In Disharmonie mit BVR
Dem Sturz von Gros ging augenscheinlich ein Machtkampf voraus. Altmüller, zugleich Vorstandsvorsitzender der Meine Volksbank Raiffeisenbank mit Sitz in Rosenheim, war angeblich mit der Arbeit der GVB-Spitze unzufrieden. Gros sorgte zuletzt für Schlagzeilen, als er gegen die N26 zu Felde zog. Er forderte die Finanzaufsicht BaFin und den neuen Behördenchef Mark Branson auf, die Berliner Online-Bank stärker zu kontrollieren. In einem Zweckbündnis mit Bayerns Sparkassen warnte er im Oktober nach der Bundestagswahl die sich seinerzeit abzeichnende Berliner Regierungskoalition aus SPD, Grünen und FDP davor, die EU-Einlagen- und Institutssicherungssysteme im Rahmen der Bankenunion aufzuweichen (vgl. BZ vom 18. Oktober). Über die Art und Weise solcher Auftritte in der Öffentlichkeit kann man geteilter Meinung sein, allerdings gehört das zu den Kernaufgaben von Interessenvertretern eines Verbands, der sich traditionell vor allem im heterogenen Verbund der bundesdeutschen Kreditgenossen Gehör verschafft.
Hier steckt aber des Pudels Kern. Gros eckte zunehmend mit seinem Vorpreschen beim Dachverband BVR in Berlin an. Offenbar herrschte zwischen den Lobbyisten in der Bundeshauptstadt und denen in der bayerischen Landeshauptstadt Uneinigkeit über Inhalte und deren Gewichtung in der Öffentlichkeit. Dem Vernehmen nach sah sich Gros zuletzt zunehmend Störfeuern von BVR-Chefin Marija Kolak ausgesetzt. Der GVB-Chef meinte, Kolak sei in ihrer Arbeit zu defensiv. Diese Disharmonie konnte Altmüller nicht gefallen haben. Hinzu kommt, dass der Vorstandschef der größten Primärbank im Geno-Finanzverbund des Freistaats offenbar „sein“ Institut nicht mehr gut im GVB vertreten sah. Gros wurde in Rosenheim zunehmend als Sprecher der kleinen Primärhäuser im bayerischen Verbund wahrgenommen. Altmüller formte in den vergangenen Jahren ein Institut, das mittlerweile auf eine Bilanzsumme von 10 Mrd. Euro kommt. Die insgesamt 222 bayerischen Volks- und Raiffeisenbanken sind im GVB, der auch Warengenossen repräsentiert, federführend. Gros habe „die ihm anvertrauten Aufgaben verantwortungsvoll und mit Umsicht, Tatkraft und hohem Engagement ausgeübt“, so der Verbandsrat.

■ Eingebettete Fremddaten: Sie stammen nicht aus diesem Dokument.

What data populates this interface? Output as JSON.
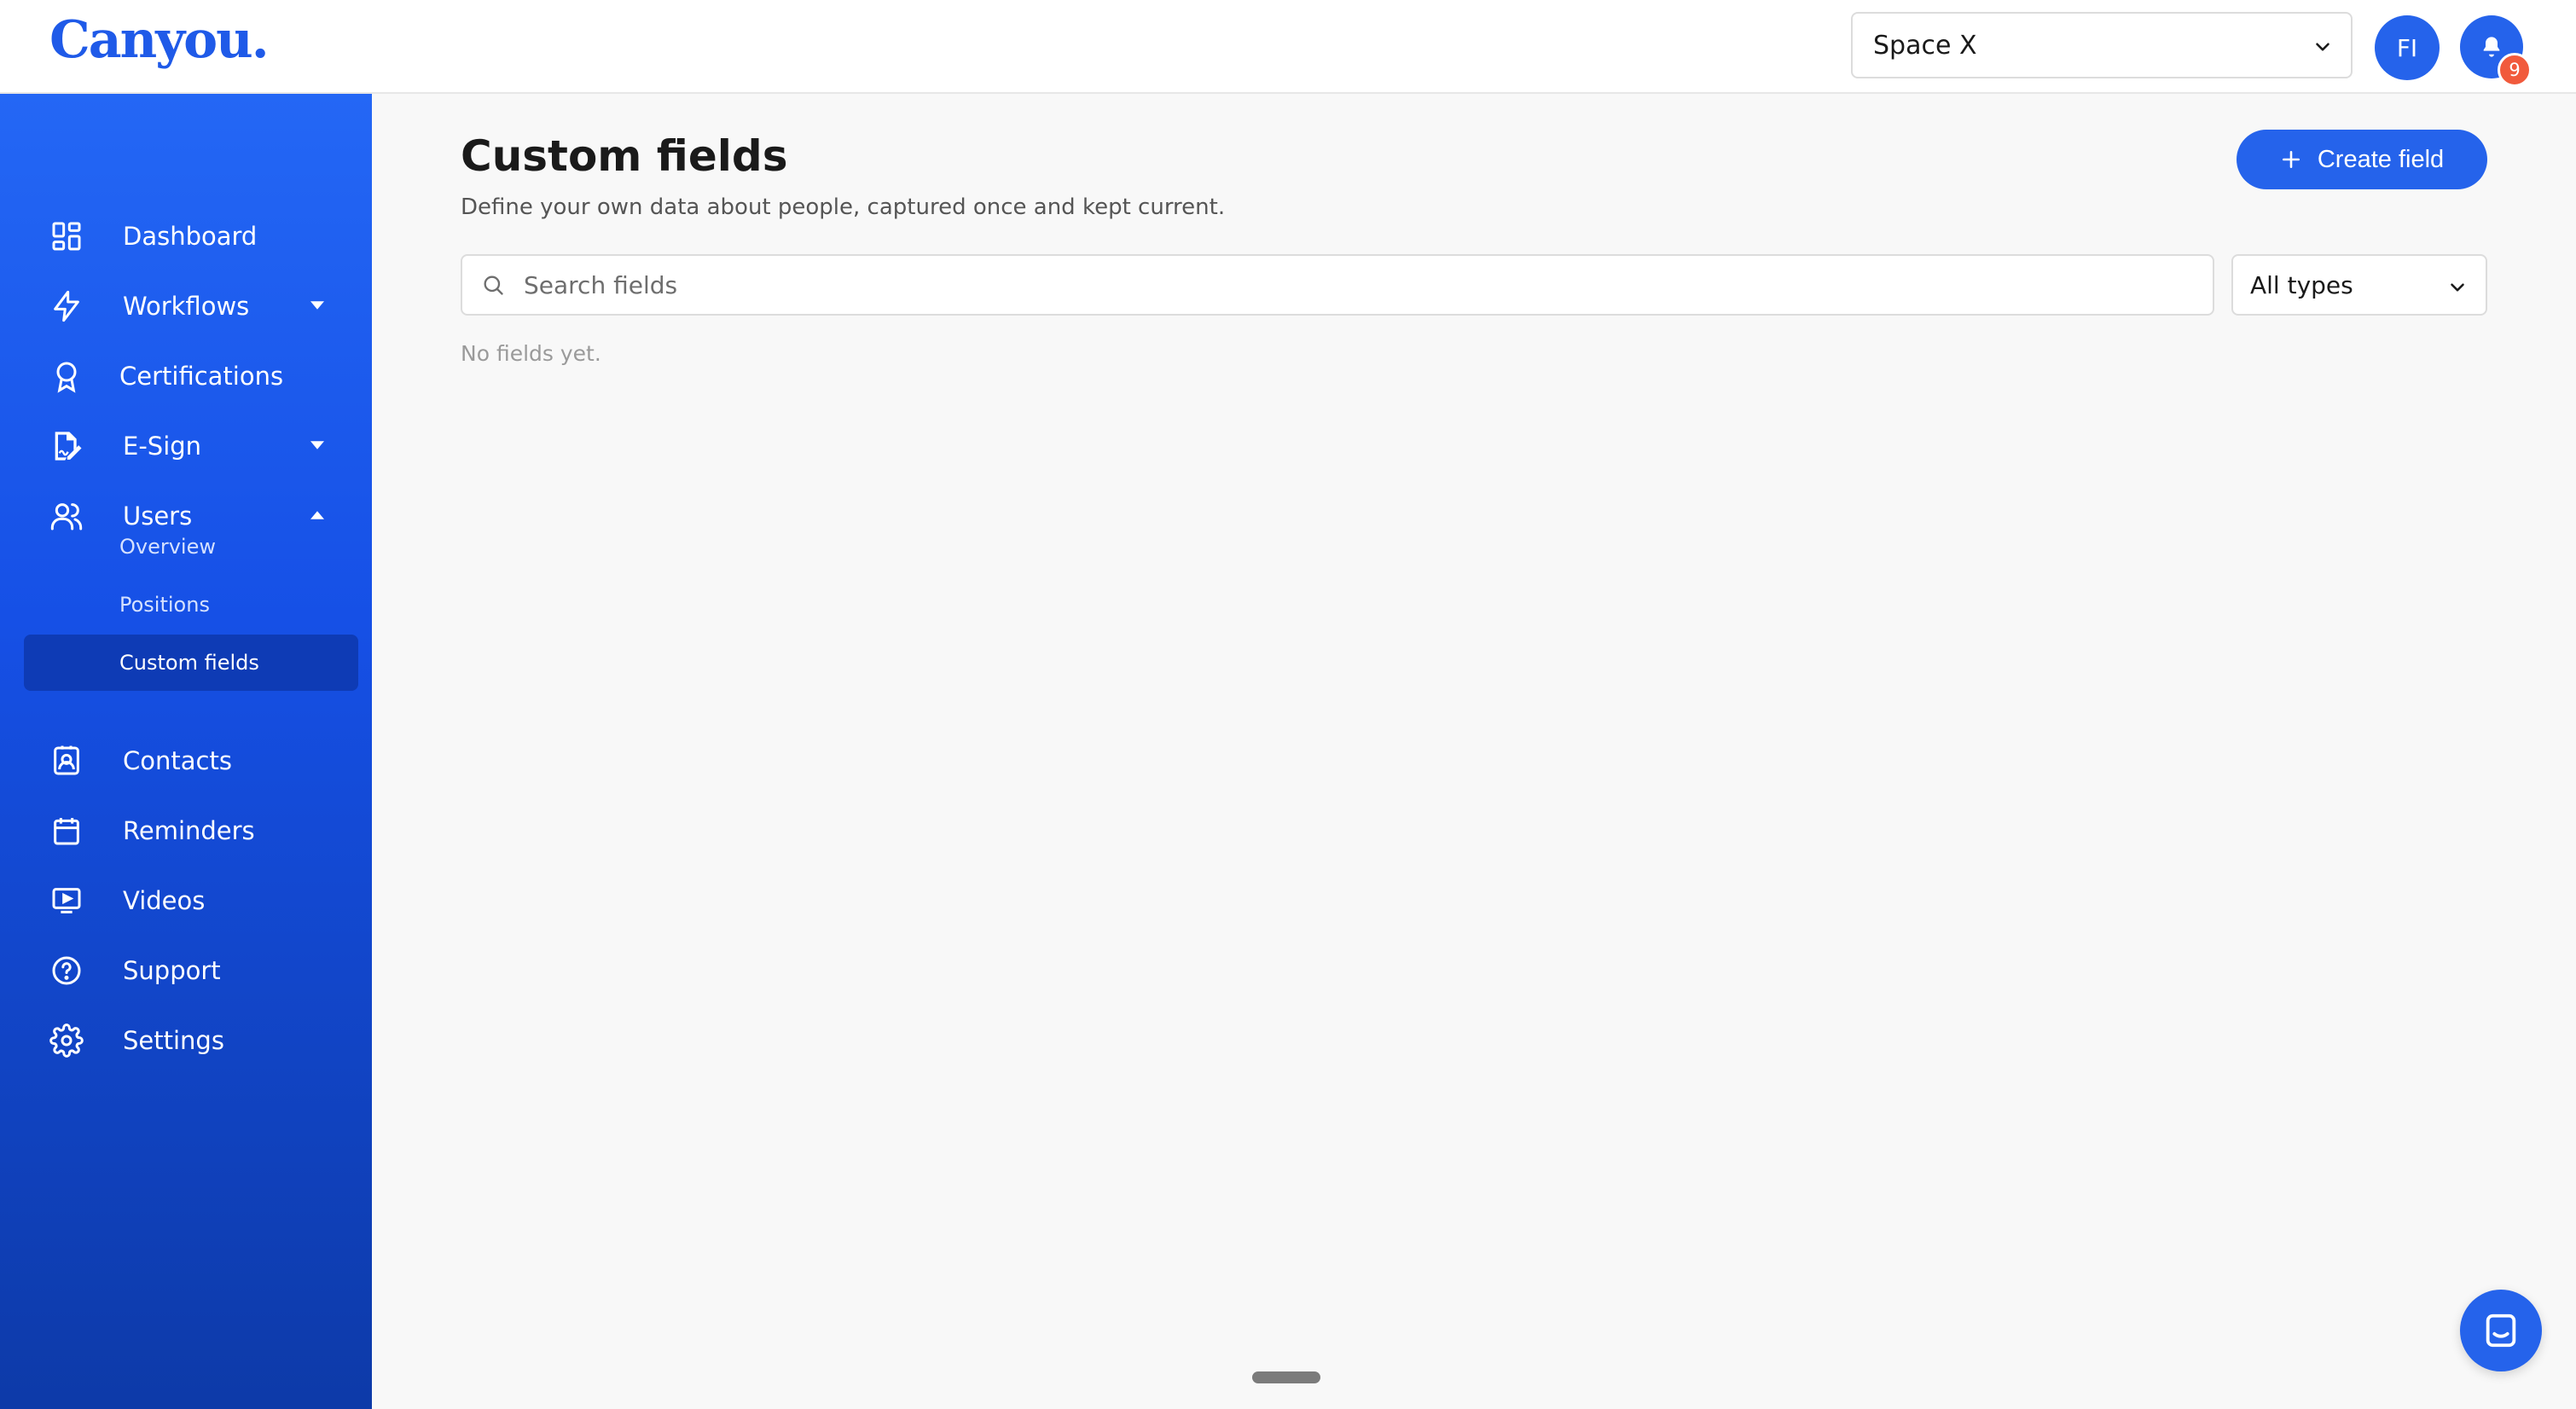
{
  "header": {
    "logo": "Canyou.",
    "space_select": "Space X",
    "avatar_initials": "FI",
    "notifications_count": "9"
  },
  "sidebar": {
    "items": [
      {
        "label": "Dashboard",
        "icon": "dashboard-icon"
      },
      {
        "label": "Workflows",
        "icon": "lightning-icon"
      },
      {
        "label": "Certifications",
        "icon": "award-icon"
      },
      {
        "label": "E-Sign",
        "icon": "signature-icon"
      },
      {
        "label": "Users",
        "icon": "users-icon"
      },
      {
        "label": "Contacts",
        "icon": "contact-card-icon"
      },
      {
        "label": "Reminders",
        "icon": "calendar-icon"
      },
      {
        "label": "Videos",
        "icon": "video-icon"
      },
      {
        "label": "Support",
        "icon": "help-circle-icon"
      },
      {
        "label": "Settings",
        "icon": "gear-icon"
      }
    ],
    "users_subitems": [
      {
        "label": "Overview"
      },
      {
        "label": "Positions"
      },
      {
        "label": "Custom fields",
        "active": true
      }
    ]
  },
  "main": {
    "title": "Custom fields",
    "subtitle": "Define your own data about people, captured once and kept current.",
    "create_button": "Create field",
    "search_placeholder": "Search fields",
    "type_filter": "All types",
    "empty_message": "No fields yet."
  },
  "colors": {
    "accent": "#2563eb",
    "sidebar_active": "#0e3bb5",
    "badge": "#f15a3c"
  }
}
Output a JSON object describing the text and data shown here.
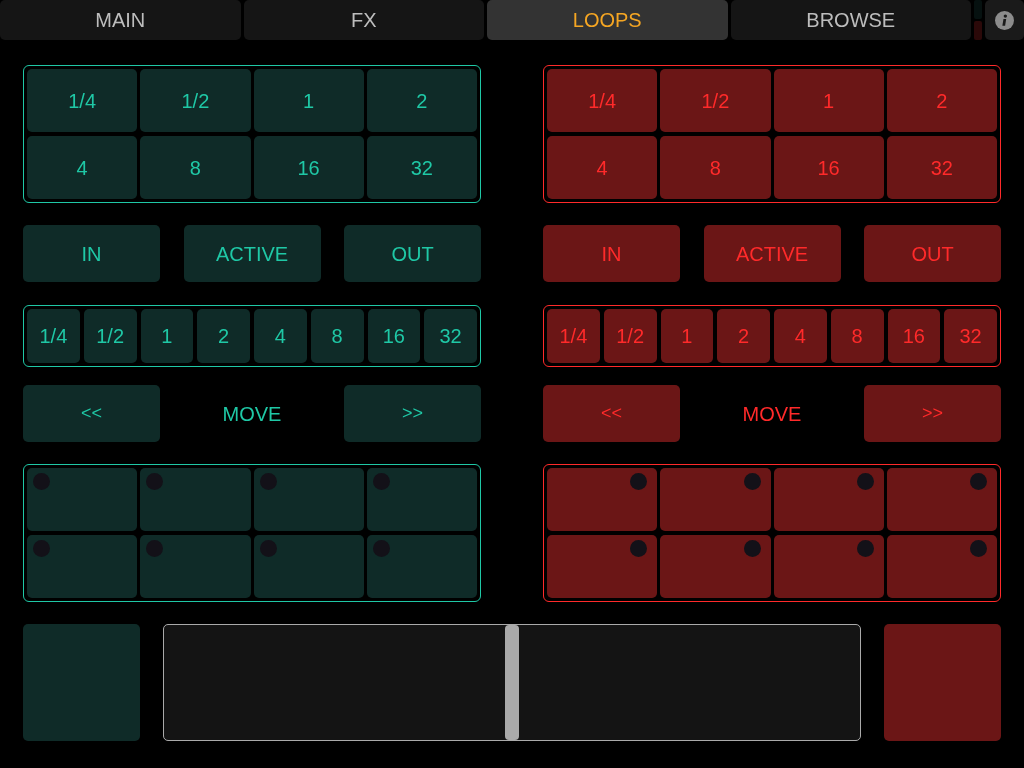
{
  "tabs": [
    {
      "label": "MAIN",
      "selected": false
    },
    {
      "label": "FX",
      "selected": false
    },
    {
      "label": "LOOPS",
      "selected": true
    },
    {
      "label": "BROWSE",
      "selected": false
    }
  ],
  "decks": [
    {
      "color": "#1fc8a6",
      "fill": {
        "color": "#0f2b28"
      },
      "loop_lengths": [
        "1/4",
        "1/2",
        "1",
        "2",
        "4",
        "8",
        "16",
        "32"
      ],
      "loop_controls": [
        "IN",
        "ACTIVE",
        "OUT"
      ],
      "move_lengths": [
        "1/4",
        "1/2",
        "1",
        "2",
        "4",
        "8",
        "16",
        "32"
      ],
      "move": {
        "back": "<<",
        "label": "MOVE",
        "forward": ">>"
      },
      "dots_right": false,
      "pads": [
        {
          "lit": false
        },
        {
          "lit": false
        },
        {
          "lit": false
        },
        {
          "lit": false
        },
        {
          "lit": false
        },
        {
          "lit": false
        },
        {
          "lit": false
        },
        {
          "lit": false
        }
      ]
    },
    {
      "color": "#ff2a2a",
      "fill": {
        "color": "#6b1616"
      },
      "loop_lengths": [
        "1/4",
        "1/2",
        "1",
        "2",
        "4",
        "8",
        "16",
        "32"
      ],
      "loop_controls": [
        "IN",
        "ACTIVE",
        "OUT"
      ],
      "move_lengths": [
        "1/4",
        "1/2",
        "1",
        "2",
        "4",
        "8",
        "16",
        "32"
      ],
      "move": {
        "back": "<<",
        "label": "MOVE",
        "forward": ">>"
      },
      "dots_right": true,
      "pads": [
        {
          "lit": false
        },
        {
          "lit": false
        },
        {
          "lit": false
        },
        {
          "lit": false
        },
        {
          "lit": false
        },
        {
          "lit": false
        },
        {
          "lit": false
        },
        {
          "lit": false
        }
      ]
    }
  ],
  "crossfader": {
    "level": 0.5
  }
}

Der promovierte Politologe war fünfeinhalb Jahre Vorstandsvorsitzender und Präsident des GVB. Für den Verband war der aus Bad Kreuznach (Rheinland-Pfalz) stammende Christdemokrat insgesamt 16 Jahre tätig. Seine Karriere startete er beim GVB als Leiter der Kommunikation und des Vorstandsstabs unter seinem damaligen Amtsvorgänger Stephan Götzl. Nach dessen Sturz 2015 – Götzl stolperte über eine Dienstreisenaffäre – übernahm Gros schrittweise die Aufgabe: zunächst in einer Doppelspitze mit Büchel, seit August 2016 führte er den GVB allein.